Nel primo cerchio vi è il Limbo, una zona intermedia in cui si trovano i non battezzati e i pagani onesti. Novità assoluta, rispetto alla tradizione cristiana, è la distinzione concessa agli spiriti magni, specie dell’antichità, di abitare in un nobile castello, l’unico sito luminoso dell’inferno. Virgilio, che ha lasciato quel luogo per venire in soccorso di Dante, ritrova i suoi compagni poeti: Omero, Orazio, Ovidio, Lucano e Dante si sente parte di loro: «Sesto tra cotanto senno». Si esalta nel vedere gli autori prediletti (Aristotele, Platone, Cicerone, Seneca), gli eroi del mito (Ettore ed Enea), i grandi filosofi arabi (Averroè) e perfino il Sultanto d’Egitto, celebre per prodezza e cortesia.

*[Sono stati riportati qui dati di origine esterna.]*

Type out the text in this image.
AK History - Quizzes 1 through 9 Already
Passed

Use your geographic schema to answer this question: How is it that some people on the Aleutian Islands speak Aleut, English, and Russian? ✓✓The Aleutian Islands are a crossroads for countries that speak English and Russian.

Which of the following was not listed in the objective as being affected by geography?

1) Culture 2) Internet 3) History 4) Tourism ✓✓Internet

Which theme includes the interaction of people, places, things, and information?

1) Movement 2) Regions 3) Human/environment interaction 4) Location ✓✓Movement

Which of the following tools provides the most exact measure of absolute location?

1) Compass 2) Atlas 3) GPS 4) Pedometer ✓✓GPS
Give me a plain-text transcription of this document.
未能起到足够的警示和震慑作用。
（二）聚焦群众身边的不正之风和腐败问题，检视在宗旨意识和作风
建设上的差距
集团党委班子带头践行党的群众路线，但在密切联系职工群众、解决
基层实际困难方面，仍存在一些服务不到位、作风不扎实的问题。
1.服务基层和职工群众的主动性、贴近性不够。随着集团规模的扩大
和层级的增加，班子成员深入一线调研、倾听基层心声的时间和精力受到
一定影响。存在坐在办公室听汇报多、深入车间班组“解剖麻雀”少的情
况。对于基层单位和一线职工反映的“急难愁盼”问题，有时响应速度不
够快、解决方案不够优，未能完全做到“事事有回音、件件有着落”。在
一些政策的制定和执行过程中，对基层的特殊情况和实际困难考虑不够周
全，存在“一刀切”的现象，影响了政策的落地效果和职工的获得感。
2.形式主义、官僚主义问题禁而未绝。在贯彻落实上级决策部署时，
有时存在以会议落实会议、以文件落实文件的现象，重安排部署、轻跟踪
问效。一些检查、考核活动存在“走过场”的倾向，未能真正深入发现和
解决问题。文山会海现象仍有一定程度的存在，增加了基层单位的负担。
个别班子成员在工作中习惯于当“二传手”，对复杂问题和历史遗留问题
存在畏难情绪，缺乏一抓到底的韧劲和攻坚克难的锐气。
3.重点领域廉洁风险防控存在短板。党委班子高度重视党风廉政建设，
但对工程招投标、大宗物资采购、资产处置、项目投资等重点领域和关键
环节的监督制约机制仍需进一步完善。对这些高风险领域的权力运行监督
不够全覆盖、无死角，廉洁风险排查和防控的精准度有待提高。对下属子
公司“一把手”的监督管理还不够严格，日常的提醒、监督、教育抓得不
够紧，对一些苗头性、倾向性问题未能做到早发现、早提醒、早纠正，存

Dopo questa sorta di oasi, la discesa nel secondo cerchio fa di nuovo appello al modello virgiliano. In primo piano vi è la figura del terribile giudice infernale: Minosse (nel mito classico, re di Creta) il quale decide la collocazione di ogni dannato in uno degli otto cerchi successivi al Limbo, segnalandola con i giri della sua  mostruosa coda.

Siamo di fronte alla prima schiera degli incontinenti, i lussuriosi: il peccato meno grave, in questa prima categoria rispetto ai successivi. Dal terzo al quinto cerchio si scontano i peccati di gola, avarizia, prodigalità, ira, accidia, più lievi rispetto ai peccati di eresia, violenza e frode, rispettivamente puniti nel sesto, settimo, ottavo e nono cerchio.

Al centro del V Canto vi è l’incontro con Francesca da Rimini e il cognato Paolo Malatesta, il quale lascia la parola alla donna amata, riservandosi solo una feroce battuta (Caina attende chi a vita ci spense) nei confronti del fratello Gianciotto, marito di lei, che li sorprese insieme e li uccise. Dante non ci illumina sui particolari di questo fatto di cronaca nera, bensì sui segreti dell’anima di questa donna e ci tiene a chiederle quale sia stato il momento della rivelazione di quella passione che segnò le loro sorti per l’eternità. La risposta di lei fu il romanzo francese di Lancillotto e Ginevra, in cui il principe Galeotto fa da intermediario fra i due innamorati.

Si noti come l’amante reale baci, tremando di emozione, una bocca; mentre l’amante del libro bacia un disiato riso, quasi il bagliore di gioia che vibra sulle labbra di Ginevra. Secondo la definizione che di riso e di ridere ci offre Dante nel “Convivio”.

Ancora al modello virgiliano ci si deve appellare per la descrizione di Cerbero che apre il VI Canto, anche se la fiera crudele che “caninamente latra sui golosi” mostra virtù plastiche ignote al descrittivismo pittorico di Virgilio; ma poi l’incontro con Ciacco ci riporta al mondo contemporaneo, a Firenze straziata dalle fazioni, alla profezia sulla vittoria dei Neri, né stupisce che Dante chieda notizie sui grandi fiorentini di cui non conosce la sorte. Il brano lascia intendere quanto Dante provi una sorta di venerazione per i magnanimi fiorentini della generazione precedente.